Jana Aranya (The Middleman)
by Shankar (Mani Shankar Mukherjee)
Jana Aranya (The Middleman)
Bhakti Yoga is a profound exploration of the path of devotion, presenting love, surrender, and spiritual discipline through the teachings of Swami Vivekananda.
About This Book
Jana Aranya, meaning ‘The Middleman’, is a powerful novel by Shankar that delves into the moral compromises of the middle class in post-Partition Kolkata. The story follows Sankar, a young, educated man who navigates the corrupt and challenging business world of the 1970s in Calcutta. Driven by the need to support his family, Sankar becomes a ‘middleman,’ facilitating deals through unethical practices, leading to a profound internal struggle between survival and conscience.
Key Insights
The ceiling fan hums a rhythmic, dizzying metallic drone, cutting through the stifling heat of a Calcutta office. Dust motes dance in a shaft of jaundiced afternoon light that illuminates a stack of thick, yellowing files. Across the desk sits a man with a grease-stained suit, his eyes calculating, his palms resting heavily on a ledger. This is the atmosphere of “Jana Aranya (The Middleman)” by Shankar (Mani Shankar Mukherjee), where the air is thick with the scent of cheap tobacco and the silent, suffocating weight of desperation.

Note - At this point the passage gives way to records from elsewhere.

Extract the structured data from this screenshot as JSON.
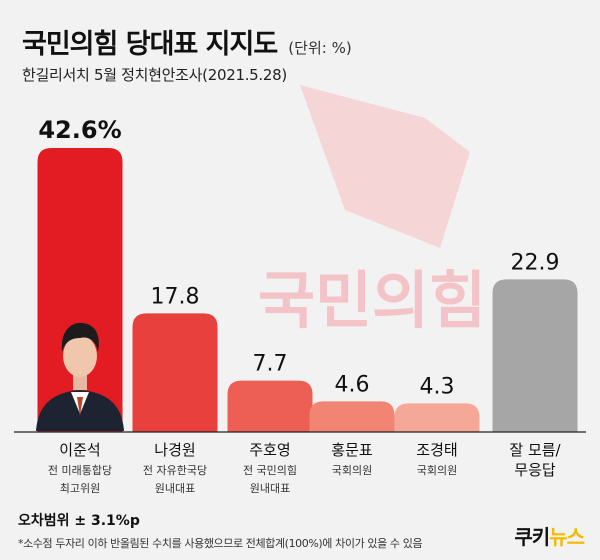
{
  "header": {
    "title": "국민의힘 당대표 지지도",
    "unit": "(단위: %)",
    "subtitle": "한길리서치 5월 정치현안조사(2021.5.28)"
  },
  "watermark": {
    "text": "국민의힘",
    "color": "#f3c3c7"
  },
  "chart_data": {
    "type": "bar",
    "categories": [
      "이준석",
      "나경원",
      "주호영",
      "홍문표",
      "조경태",
      "잘 모름/\n무응답"
    ],
    "descriptions": [
      "전 미래통합당\n최고위원",
      "전 자유한국당\n원내대표",
      "전 국민의힘\n원내대표",
      "국회의원",
      "국회의원",
      ""
    ],
    "values": [
      42.6,
      17.8,
      7.7,
      4.6,
      4.3,
      22.9
    ],
    "value_labels": [
      "42.6%",
      "17.8",
      "7.7",
      "4.6",
      "4.3",
      "22.9"
    ],
    "colors": [
      "#e31b23",
      "#e8403d",
      "#ed5f55",
      "#f28474",
      "#f5a898",
      "#a6a6a6"
    ],
    "ylim": [
      0,
      45
    ],
    "title": "국민의힘 당대표 지지도",
    "xlabel": "",
    "ylabel": ""
  },
  "footer": {
    "margin_of_error": "오차범위 ± 3.1%p",
    "footnote": "*소수점 두자리 이하 반올림된 수치를 사용했으므로 전체합계(100%)에 차이가 있을 수 있음",
    "logo_main": "쿠키",
    "logo_accent": "뉴스"
  }
}
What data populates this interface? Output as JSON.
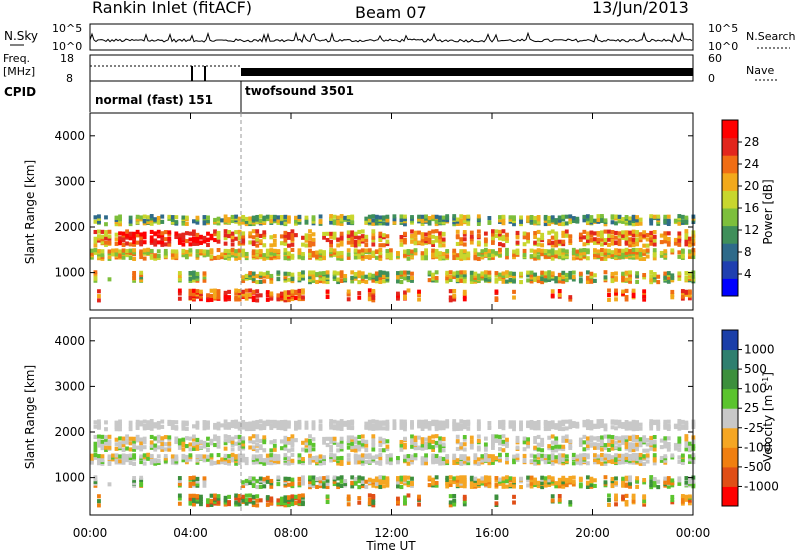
{
  "header": {
    "station": "Rankin Inlet (fitACF)",
    "beam": "Beam 07",
    "date": "13/Jun/2013"
  },
  "noise_panel": {
    "left_label": "N.Sky",
    "right_label": "N.Search",
    "left_ticks": [
      "10^5",
      "10^0"
    ],
    "right_ticks": [
      "10^5",
      "10^0"
    ]
  },
  "freq_panel": {
    "left_label_1": "Freq.",
    "left_label_2": "[MHz]",
    "left_ticks": [
      "18",
      "8"
    ],
    "right_label": "Nave",
    "right_ticks": [
      "60",
      "0"
    ]
  },
  "cpid_panel": {
    "label": "CPID",
    "segments": [
      {
        "name": "normal (fast) 151",
        "start_hour": 0,
        "end_hour": 6
      },
      {
        "name": "twofsound 3501",
        "start_hour": 6,
        "end_hour": 24
      }
    ]
  },
  "chart_data": [
    {
      "type": "heatmap",
      "title": "Power",
      "ylabel": "Slant Range [km]",
      "xlabel": "Time UT",
      "ylim": [
        180,
        4500
      ],
      "xlim": [
        0,
        24
      ],
      "y_ticks": [
        "1000",
        "2000",
        "3000",
        "4000"
      ],
      "x_ticks": [
        "00:00",
        "04:00",
        "08:00",
        "12:00",
        "16:00",
        "20:00",
        "00:00"
      ],
      "colorbar_label": "Power [dB]",
      "colorbar_ticks": [
        "4",
        "8",
        "12",
        "16",
        "20",
        "24",
        "28"
      ],
      "colorbar_colors": [
        "#0000ff",
        "#1f3fb0",
        "#2e6a8a",
        "#3f8f5a",
        "#7dbf3c",
        "#c8d62e",
        "#f2a91b",
        "#f06d14",
        "#e2261d",
        "#ff0000"
      ]
    },
    {
      "type": "heatmap",
      "title": "Velocity",
      "ylabel": "Slant Range [km]",
      "xlabel": "Time UT",
      "ylim": [
        180,
        4500
      ],
      "xlim": [
        0,
        24
      ],
      "y_ticks": [
        "1000",
        "2000",
        "3000",
        "4000"
      ],
      "x_ticks": [
        "00:00",
        "04:00",
        "08:00",
        "12:00",
        "16:00",
        "20:00",
        "00:00"
      ],
      "colorbar_label": "Velocity [m s-1]",
      "colorbar_ticks": [
        "1000",
        "500",
        "100",
        "25",
        "-25",
        "-100",
        "-500",
        "-1000"
      ],
      "colorbar_colors": [
        "#1b3fa8",
        "#2f7f6f",
        "#3c8f3c",
        "#5bc42e",
        "#c8c8c8",
        "#f5a623",
        "#f07f10",
        "#e04e16",
        "#ff0000"
      ]
    }
  ],
  "x_axis_title": "Time UT"
}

Sankar stands before him, a young man whose education has become a heavy burden rather than a key to the world. He is teetering on the edge of a moral cliff. There is a scene I have not forgotten since I first read it, where the businessman leans forward, his voice a gravelly whisper: “In this city, son, you don’t sell products. You sell access. You sell the path through the maze.” Sankar replies, his voice trembling with the ghost of his former idealism, “And if the path is paved with lies?” The man merely smiles, a thin, jagged line. “Then you learn to walk without looking down.” [medium pause]
Shankar (Mani Shankar Mukherjee) possesses an uncanny ability to peel back the polite layers of middle-class existence to reveal the raw, pulsing machinery of survival underneath. He writes with a clinical, almost brutal precision, noting once: “The conscience is a luxury that only the fed can afford.” [sigh]
The hidden argument of this book is chilling: it posits that integrity is not a static virtue, but a fragile casualty of economic siege. As Sankar descends into the role of the middleman, he realizes that the system doesn’t break men; it slowly, methodically, empties them. Will he ever be able to return to the man he was before the first bribe? Or is the mirror now permanently cracked? [long pause] To understand the cost of our own ambitions, one must walk this path with Sankar.